Ortadoğu’da gericiliğin koçbaşları
Vurgulanmalıdır ki İsrail’le Türkiye hep aynı saftaydı. Her iki rejim Ortadoğu’da gericiliğin/karşı-devrimin temel dayankları, ABD emperyalizminin bölgedeki en sadık uşakları, direniş eksenine ve her tür toplumsal ilerlemeye düşman, emekçilerle ezilen halklara karşı aynı saftadırlar. IŞİD, El Nusra gibi cihatçı barbarları destekleyen her iki devlet bölgenin etnik, dinsel, mezhepsel temelde parçalanması için de çalışıyorlar. Ortaçağ kalıntısı körfez şeyhlerinin yakın dostları. Karşı-devrimin kalelerinden biri olan Suudi Arabistan’la özel ilişkileri de mevcuttur.
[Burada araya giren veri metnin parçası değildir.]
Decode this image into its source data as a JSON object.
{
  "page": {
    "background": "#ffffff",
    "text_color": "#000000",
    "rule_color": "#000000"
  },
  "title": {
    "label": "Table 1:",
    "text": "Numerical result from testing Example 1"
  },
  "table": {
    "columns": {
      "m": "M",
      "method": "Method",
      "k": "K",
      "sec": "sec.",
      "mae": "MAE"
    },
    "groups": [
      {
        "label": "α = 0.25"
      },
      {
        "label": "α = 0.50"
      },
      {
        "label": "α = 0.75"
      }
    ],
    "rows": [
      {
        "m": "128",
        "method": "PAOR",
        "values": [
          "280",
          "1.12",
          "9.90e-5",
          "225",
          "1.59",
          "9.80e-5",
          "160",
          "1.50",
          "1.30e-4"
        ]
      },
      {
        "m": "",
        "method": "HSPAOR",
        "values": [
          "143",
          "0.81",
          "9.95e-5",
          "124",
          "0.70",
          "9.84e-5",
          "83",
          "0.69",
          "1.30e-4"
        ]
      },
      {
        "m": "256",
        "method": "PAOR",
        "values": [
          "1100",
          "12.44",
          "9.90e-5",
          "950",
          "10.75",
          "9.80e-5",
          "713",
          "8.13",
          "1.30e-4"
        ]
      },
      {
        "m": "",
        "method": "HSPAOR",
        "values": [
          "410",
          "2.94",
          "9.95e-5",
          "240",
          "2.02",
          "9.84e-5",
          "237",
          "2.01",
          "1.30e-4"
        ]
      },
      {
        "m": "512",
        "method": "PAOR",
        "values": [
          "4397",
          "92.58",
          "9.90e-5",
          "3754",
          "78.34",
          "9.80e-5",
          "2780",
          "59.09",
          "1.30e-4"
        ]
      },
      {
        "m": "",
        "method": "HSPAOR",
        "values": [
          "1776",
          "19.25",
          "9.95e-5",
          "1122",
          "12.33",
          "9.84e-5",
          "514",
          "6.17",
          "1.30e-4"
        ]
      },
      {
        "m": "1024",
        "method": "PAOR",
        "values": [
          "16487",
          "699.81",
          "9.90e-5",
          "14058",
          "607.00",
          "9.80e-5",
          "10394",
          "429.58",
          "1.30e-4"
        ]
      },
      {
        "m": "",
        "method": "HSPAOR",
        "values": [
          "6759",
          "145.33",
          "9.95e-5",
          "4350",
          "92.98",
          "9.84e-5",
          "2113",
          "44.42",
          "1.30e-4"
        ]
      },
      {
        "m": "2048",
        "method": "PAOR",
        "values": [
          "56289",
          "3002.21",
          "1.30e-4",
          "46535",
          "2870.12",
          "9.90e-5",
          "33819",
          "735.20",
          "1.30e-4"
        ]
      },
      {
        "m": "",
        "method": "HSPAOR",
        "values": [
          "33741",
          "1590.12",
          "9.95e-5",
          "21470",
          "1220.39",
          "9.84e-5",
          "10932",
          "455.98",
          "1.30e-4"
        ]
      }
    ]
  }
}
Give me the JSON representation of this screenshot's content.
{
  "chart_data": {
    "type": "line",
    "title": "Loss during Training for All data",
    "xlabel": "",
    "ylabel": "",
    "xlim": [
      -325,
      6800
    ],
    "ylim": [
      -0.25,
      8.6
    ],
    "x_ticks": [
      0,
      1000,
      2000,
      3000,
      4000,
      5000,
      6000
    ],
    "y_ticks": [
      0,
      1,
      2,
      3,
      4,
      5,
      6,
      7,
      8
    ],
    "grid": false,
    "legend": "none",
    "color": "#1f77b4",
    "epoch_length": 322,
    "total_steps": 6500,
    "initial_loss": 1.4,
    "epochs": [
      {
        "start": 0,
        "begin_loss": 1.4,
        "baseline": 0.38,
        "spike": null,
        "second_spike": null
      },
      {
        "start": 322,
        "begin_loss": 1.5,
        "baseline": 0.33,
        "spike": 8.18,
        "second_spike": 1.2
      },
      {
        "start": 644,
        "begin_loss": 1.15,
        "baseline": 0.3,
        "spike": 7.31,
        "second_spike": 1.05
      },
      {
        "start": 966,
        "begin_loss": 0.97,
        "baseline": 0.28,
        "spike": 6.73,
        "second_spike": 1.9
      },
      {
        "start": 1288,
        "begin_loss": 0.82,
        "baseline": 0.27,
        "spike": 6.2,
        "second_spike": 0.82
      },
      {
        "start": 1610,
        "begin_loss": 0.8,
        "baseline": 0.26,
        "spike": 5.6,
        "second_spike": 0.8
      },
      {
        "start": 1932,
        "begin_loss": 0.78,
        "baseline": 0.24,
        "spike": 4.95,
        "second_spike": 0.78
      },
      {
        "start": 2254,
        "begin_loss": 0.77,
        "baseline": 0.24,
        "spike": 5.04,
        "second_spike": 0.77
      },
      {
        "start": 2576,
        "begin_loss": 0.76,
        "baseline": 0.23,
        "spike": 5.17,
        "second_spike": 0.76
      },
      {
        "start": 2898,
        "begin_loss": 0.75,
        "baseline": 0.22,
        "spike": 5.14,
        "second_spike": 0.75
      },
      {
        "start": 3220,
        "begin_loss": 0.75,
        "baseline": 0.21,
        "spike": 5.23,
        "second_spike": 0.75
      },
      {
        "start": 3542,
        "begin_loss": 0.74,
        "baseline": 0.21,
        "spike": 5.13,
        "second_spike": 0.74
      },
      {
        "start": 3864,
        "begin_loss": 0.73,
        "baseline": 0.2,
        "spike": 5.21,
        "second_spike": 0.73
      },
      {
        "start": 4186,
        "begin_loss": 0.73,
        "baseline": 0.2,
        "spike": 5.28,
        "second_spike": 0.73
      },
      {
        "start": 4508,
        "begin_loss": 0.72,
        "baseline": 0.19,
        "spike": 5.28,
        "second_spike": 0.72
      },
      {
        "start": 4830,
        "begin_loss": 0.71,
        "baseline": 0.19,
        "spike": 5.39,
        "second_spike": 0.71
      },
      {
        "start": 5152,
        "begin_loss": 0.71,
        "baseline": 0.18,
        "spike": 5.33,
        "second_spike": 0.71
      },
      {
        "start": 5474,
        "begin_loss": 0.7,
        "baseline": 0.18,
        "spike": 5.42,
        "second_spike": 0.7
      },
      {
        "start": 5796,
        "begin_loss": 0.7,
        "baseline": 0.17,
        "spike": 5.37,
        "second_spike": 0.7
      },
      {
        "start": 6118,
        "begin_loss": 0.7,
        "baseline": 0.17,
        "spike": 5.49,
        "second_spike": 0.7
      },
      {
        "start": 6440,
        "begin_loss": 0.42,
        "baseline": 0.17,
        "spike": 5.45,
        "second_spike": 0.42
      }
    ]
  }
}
Tüm bunlar Ankara’daki dinci-gerici iktidarla Tel Aviv’deki ırkçı-siyonist iktidarın hemen her olayda aynı safta yer aldıklarına işaret ediyor. Yaşanan bazı sorunlara rağmen iki rejim arasındaki ticerat hacminin her yıl artması ve altı milyar ABD doları seviyesine ulaşması, iki rejimin aynı safta yer aldığının çarpıcı kanıtlarından biridir.
Gerici-Amerikancı iki rejimin aynı safta olması kaçınılmaz. Gerici çıkar çatışmaları kimi sorunlara yol açsa da onlar aynı dünyayı; gericiliğin, zorbalığın, bağnazlığın dünyasını temsil ediyorlar. Bundan dolayı bölgenin ilerici, devrimci güçleriyle ezilen halklarının da emperyalizme olduğu kadar bu gerici ittifakın sonuçlarına karşı da direnmeleri gerekecektir.